The new research suggests that taking the common analgesic acetaminophen during pregnancy is not a good idea, especially for mothers expecting male babies.
The study, published in the journal Reproduction, examines the effects of acetaminophen in mouse fetuses and finds adverse effects on the masculinization of the mouse brain, extending all the way into adulthood.
Previous research has already indicated that acetaminophen can suppress the development of testosterone in male fetuses, potentially leading to developmental changes in the reproductive system and the brain.
Testosterone is a male sex hormone that drives the growth and development of the male body, as well as the “male programming” of the brain. In men, testosterone controls sex drive, bone and muscle mass, fat distribution, and the production of sperm and red blood cells.
In the previous studies in rodents, inhibited levels of testosterone in the fetuses were shown to raise the risk of testicular malformation in newborns.
But there are other health risks posed by inhibited levels of testosterone, and many of them manifest in the behavior of adult males, suggests the new research.
The first author of the study is Prof. Anders Hay-Schmidt, who, at the time of the study, was part of the Department of Neuroscience and Pharmacology at the University of Copenhagen in Denmark.
Prof. Hay-Schmidt and colleagues gave mice a dose of acetaminophen almost equivalent to that which pregnant women are usually recommended.
The researchers evaluated the male rodents’ behavior, looking at their aggressiveness toward other males and their ability to mark their territory, as well as their ability to mate.
As adults, the mice whose mothers had received acetaminophen performed significantly worse across all of the three criteria.
Prenatal exposure to acetaminophen resulted in alterations in the adults’ urinary marking behavior. The rodents were also less aggressive toward males invading their territory. The mice also had “reduced intromissions and ejaculations” during mating.

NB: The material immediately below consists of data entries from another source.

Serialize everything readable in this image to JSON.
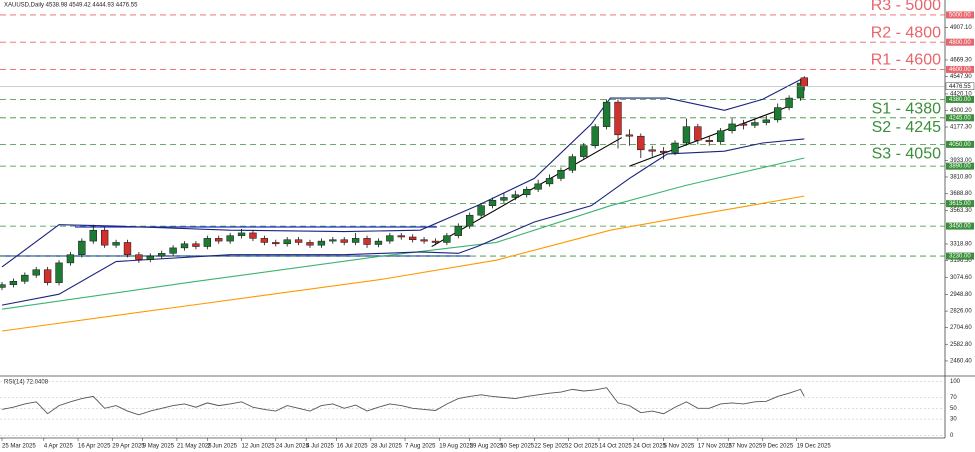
{
  "chart_data": [
    {
      "type": "candlestick",
      "title": "XAUUSD,Daily  4538.98 4549.42 4444.93 4476.55",
      "x": [
        0,
        3,
        6,
        9,
        12,
        15,
        18,
        21,
        24,
        27,
        30,
        33,
        36,
        39,
        42,
        45,
        48,
        51,
        54,
        57,
        60,
        63,
        66,
        69,
        72,
        75,
        78,
        81,
        84,
        87,
        90,
        93,
        96,
        99,
        102,
        105,
        108,
        111,
        114,
        117,
        120,
        123,
        126,
        129,
        132,
        135,
        138,
        141,
        144,
        147,
        150,
        153,
        156,
        159,
        162,
        165,
        168,
        171,
        174,
        177,
        180,
        183,
        186,
        189,
        192,
        195,
        198,
        201,
        204,
        207,
        210,
        211
      ],
      "open": [
        3000,
        3020,
        3045,
        3090,
        3130,
        3035,
        3180,
        3240,
        3340,
        3420,
        3310,
        3330,
        3240,
        3205,
        3230,
        3250,
        3290,
        3320,
        3300,
        3360,
        3340,
        3380,
        3400,
        3360,
        3330,
        3320,
        3350,
        3330,
        3310,
        3340,
        3350,
        3330,
        3360,
        3315,
        3340,
        3380,
        3370,
        3350,
        3340,
        3330,
        3380,
        3450,
        3530,
        3600,
        3640,
        3660,
        3680,
        3720,
        3760,
        3800,
        3860,
        3960,
        4040,
        4180,
        4360,
        4120,
        4110,
        4010,
        4000,
        3990,
        4060,
        4180,
        4080,
        4070,
        4150,
        4200,
        4190,
        4210,
        4230,
        4320,
        4390,
        4538.98
      ],
      "high": [
        3040,
        3065,
        3110,
        3150,
        3150,
        3200,
        3260,
        3360,
        3460,
        3440,
        3350,
        3350,
        3260,
        3250,
        3270,
        3310,
        3340,
        3340,
        3380,
        3380,
        3400,
        3430,
        3420,
        3380,
        3350,
        3370,
        3370,
        3350,
        3360,
        3370,
        3370,
        3400,
        3380,
        3360,
        3400,
        3400,
        3390,
        3370,
        3360,
        3400,
        3470,
        3550,
        3620,
        3660,
        3690,
        3710,
        3740,
        3790,
        3830,
        3880,
        3980,
        4060,
        4200,
        4380,
        4380,
        4160,
        4130,
        4040,
        4030,
        4080,
        4240,
        4200,
        4110,
        4170,
        4240,
        4230,
        4240,
        4260,
        4350,
        4410,
        4530,
        4549.42
      ],
      "low": [
        2980,
        3000,
        3025,
        3070,
        3015,
        3015,
        3160,
        3220,
        3320,
        3290,
        3290,
        3220,
        3180,
        3185,
        3210,
        3230,
        3270,
        3280,
        3280,
        3320,
        3320,
        3360,
        3340,
        3310,
        3300,
        3300,
        3310,
        3290,
        3290,
        3320,
        3310,
        3310,
        3290,
        3295,
        3320,
        3350,
        3330,
        3320,
        3310,
        3310,
        3360,
        3430,
        3510,
        3580,
        3620,
        3640,
        3660,
        3700,
        3740,
        3780,
        3840,
        3940,
        4020,
        4160,
        4020,
        4040,
        3950,
        3960,
        3940,
        3970,
        4040,
        4050,
        4040,
        4050,
        4130,
        4160,
        4170,
        4190,
        4210,
        4300,
        4370,
        4444.93
      ],
      "close": [
        3020,
        3045,
        3090,
        3130,
        3035,
        3180,
        3240,
        3340,
        3420,
        3310,
        3330,
        3240,
        3205,
        3230,
        3250,
        3290,
        3320,
        3300,
        3360,
        3340,
        3380,
        3400,
        3360,
        3330,
        3320,
        3350,
        3330,
        3310,
        3340,
        3350,
        3330,
        3360,
        3315,
        3340,
        3380,
        3370,
        3350,
        3340,
        3330,
        3380,
        3450,
        3530,
        3600,
        3640,
        3660,
        3680,
        3720,
        3760,
        3800,
        3860,
        3960,
        4040,
        4180,
        4360,
        4120,
        4110,
        4010,
        4000,
        3990,
        4060,
        4180,
        4080,
        4070,
        4150,
        4200,
        4190,
        4210,
        4230,
        4320,
        4390,
        4500,
        4476.55
      ],
      "up_color": "#1e7b34",
      "down_color": "#d0312d",
      "overlays": [
        {
          "color": "#3cb371",
          "x": [
            0,
            50,
            100,
            130,
            160,
            180,
            211
          ],
          "values": [
            2840,
            3040,
            3230,
            3330,
            3600,
            3750,
            3950
          ]
        },
        {
          "color": "#ff9800",
          "x": [
            0,
            50,
            100,
            130,
            160,
            180,
            211
          ],
          "values": [
            2680,
            2870,
            3060,
            3200,
            3420,
            3520,
            3670
          ]
        },
        {
          "color": "#1a237e",
          "x": [
            0,
            15,
            30,
            60,
            90,
            110,
            125,
            140,
            155,
            160,
            175,
            190,
            200,
            211
          ],
          "values": [
            3150,
            3460,
            3450,
            3420,
            3410,
            3420,
            3600,
            3800,
            4200,
            4390,
            4390,
            4300,
            4380,
            4540
          ]
        },
        {
          "color": "#1a237e",
          "x": [
            0,
            15,
            30,
            60,
            90,
            110,
            120,
            125,
            140,
            155,
            165,
            175,
            190,
            200,
            211
          ],
          "values": [
            2870,
            2950,
            3190,
            3240,
            3240,
            3260,
            3250,
            3300,
            3480,
            3600,
            3800,
            3980,
            4000,
            4060,
            4090
          ]
        },
        {
          "color": "#000000",
          "x": [
            113,
            163
          ],
          "values": [
            3300,
            4100
          ]
        },
        {
          "color": "#000000",
          "x": [
            165,
            207
          ],
          "values": [
            3890,
            4330
          ]
        }
      ],
      "levels": [
        {
          "value": 5000,
          "text": "R3 - 5000",
          "tag": "5000.00",
          "color": "#e8656b"
        },
        {
          "value": 4800,
          "text": "R2 - 4800",
          "tag": "4800.00",
          "color": "#e8656b"
        },
        {
          "value": 4600,
          "text": "R1 - 4600",
          "tag": "4600.00",
          "color": "#e8656b"
        },
        {
          "value": 4380,
          "text": "S1 - 4380",
          "tag": "4380.00",
          "color": "#3a8f3a"
        },
        {
          "value": 4245,
          "text": "S2 - 4245",
          "tag": "4245.00",
          "color": "#3a8f3a"
        },
        {
          "value": 4050,
          "text": "S3 - 4050",
          "tag": "4050.00",
          "color": "#3a8f3a"
        },
        {
          "value": 3890,
          "tag": "3890.00",
          "color": "#3a8f3a"
        },
        {
          "value": 3615,
          "tag": "3615.00",
          "color": "#3a8f3a"
        },
        {
          "value": 3450,
          "tag": "3450.00",
          "color": "#3a8f3a"
        },
        {
          "value": 3230,
          "tag": "3230.00",
          "color": "#3a8f3a"
        }
      ],
      "xlim": [
        0,
        248
      ],
      "ylim": [
        2357,
        5073
      ],
      "yticks": [
        {
          "value": 4907.1,
          "label": "4907.10"
        },
        {
          "value": 4669.3,
          "label": "4669.30"
        },
        {
          "value": 4547.9,
          "label": "4547.90"
        },
        {
          "value": 4420.1,
          "label": "4420.10"
        },
        {
          "value": 4300.2,
          "label": "4300.20"
        },
        {
          "value": 4177.3,
          "label": "4177.30"
        },
        {
          "value": 3933,
          "label": "3933.00"
        },
        {
          "value": 3810.8,
          "label": "3810.80"
        },
        {
          "value": 3688.8,
          "label": "3688.80"
        },
        {
          "value": 3563.3,
          "label": "3563.30"
        },
        {
          "value": 3318.8,
          "label": "3318.80"
        },
        {
          "value": 3196.5,
          "label": "3196.50"
        },
        {
          "value": 3074.6,
          "label": "3074.60"
        },
        {
          "value": 2948.8,
          "label": "2948.80"
        },
        {
          "value": 2826,
          "label": "2826.00"
        },
        {
          "value": 2704.6,
          "label": "2704.60"
        },
        {
          "value": 2582.8,
          "label": "2582.80"
        },
        {
          "value": 2460.4,
          "label": "2460.40"
        }
      ],
      "xticks": [
        {
          "value": 0,
          "label": "25 Mar 2025"
        },
        {
          "value": 11,
          "label": "4 Apr 2025"
        },
        {
          "value": 20,
          "label": "16 Apr 2025"
        },
        {
          "value": 29,
          "label": "29 Apr 2025"
        },
        {
          "value": 37,
          "label": "9 May 2025"
        },
        {
          "value": 46,
          "label": "21 May 2025"
        },
        {
          "value": 54,
          "label": "2 Jun 2025"
        },
        {
          "value": 63,
          "label": "12 Jun 2025"
        },
        {
          "value": 72,
          "label": "24 Jun 2025"
        },
        {
          "value": 80,
          "label": "4 Jul 2025"
        },
        {
          "value": 88,
          "label": "16 Jul 2025"
        },
        {
          "value": 97,
          "label": "28 Jul 2025"
        },
        {
          "value": 106,
          "label": "7 Aug 2025"
        },
        {
          "value": 115,
          "label": "19 Aug 2025"
        },
        {
          "value": 123,
          "label": "29 Aug 2025"
        },
        {
          "value": 131,
          "label": "10 Sep 2025"
        },
        {
          "value": 140,
          "label": "22 Sep 2025"
        },
        {
          "value": 149,
          "label": "2 Oct 2025"
        },
        {
          "value": 157,
          "label": "14 Oct 2025"
        },
        {
          "value": 166,
          "label": "24 Oct 2025"
        },
        {
          "value": 174,
          "label": "5 Nov 2025"
        },
        {
          "value": 183,
          "label": "17 Nov 2025"
        },
        {
          "value": 191,
          "label": "27 Nov 2025"
        },
        {
          "value": 200,
          "label": "9 Dec 2025"
        },
        {
          "value": 209,
          "label": "19 Dec 2025"
        }
      ]
    },
    {
      "type": "line",
      "title": "RSI(14) 72.0408",
      "color": "#555555",
      "x": [
        0,
        3,
        6,
        9,
        12,
        15,
        18,
        21,
        24,
        27,
        30,
        33,
        36,
        39,
        42,
        45,
        48,
        51,
        54,
        57,
        60,
        63,
        66,
        69,
        72,
        75,
        78,
        81,
        84,
        87,
        90,
        93,
        96,
        99,
        102,
        105,
        108,
        111,
        114,
        117,
        120,
        123,
        126,
        129,
        132,
        135,
        138,
        141,
        144,
        147,
        150,
        153,
        156,
        159,
        162,
        165,
        168,
        171,
        174,
        177,
        180,
        183,
        186,
        189,
        192,
        195,
        198,
        201,
        204,
        207,
        210,
        211
      ],
      "values": [
        48,
        52,
        58,
        62,
        40,
        55,
        62,
        68,
        72,
        50,
        55,
        45,
        38,
        45,
        50,
        55,
        58,
        52,
        60,
        55,
        58,
        62,
        52,
        48,
        45,
        55,
        50,
        45,
        55,
        58,
        50,
        56,
        45,
        52,
        58,
        55,
        50,
        48,
        46,
        58,
        68,
        72,
        75,
        72,
        70,
        68,
        72,
        75,
        78,
        80,
        85,
        82,
        84,
        88,
        60,
        55,
        42,
        45,
        40,
        52,
        62,
        50,
        50,
        58,
        60,
        58,
        62,
        63,
        72,
        78,
        85,
        72.0408
      ],
      "xlim": [
        0,
        248
      ],
      "ylim": [
        -3,
        106
      ],
      "yticks": [
        100,
        70,
        50,
        30,
        0
      ]
    }
  ]
}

The behavioral changes noticed by the researchers were also backed up by investigations into the mice’s brains. The researchers found that the number of neurons had significantly decreased in the brain region that controls sex drive.
Specifically, in the acetaminophen-exposed male mice, the brain area called the “sexually dimorphic nucleus” in the anterior hypothalamus had “half as many neurons as the control mice.”
The corresponding author of the study, Dr. David Møbjerg Kristensen – of the Department of Biomedical Sciences and the Novo Nordisk Foundation Center for Protein Research at the Faculty of Health and Medical Sciences – comments on the findings.
He says, “We have demonstrated that a reduced level of testosterone means that male characteristics do not develop as they should. This also affects sex drive.”
“In a trial, mice exposed to paracetamol at the fetal stage were simply unable to copulate in the same way as our control animals. Male programming had not been properly established during their fetal development, and this could be seen long afterwards in their adult life. It is very worrying.”
Dr. David Møbjerg Kristensen
He recommends taking the painkiller with caution and also reminds future mothers to consult their physician if they are unsure about the medication they wish to take.
“I personally think that people should think carefully before taking medicine. These days it has become so common to take paracetamol that we forget it is a medicine, and all medicine has side effects. If you are ill, you should naturally take the medicine you need. After all, having a sick mother is more harmful for the fetus,” says Dr. Kristensen.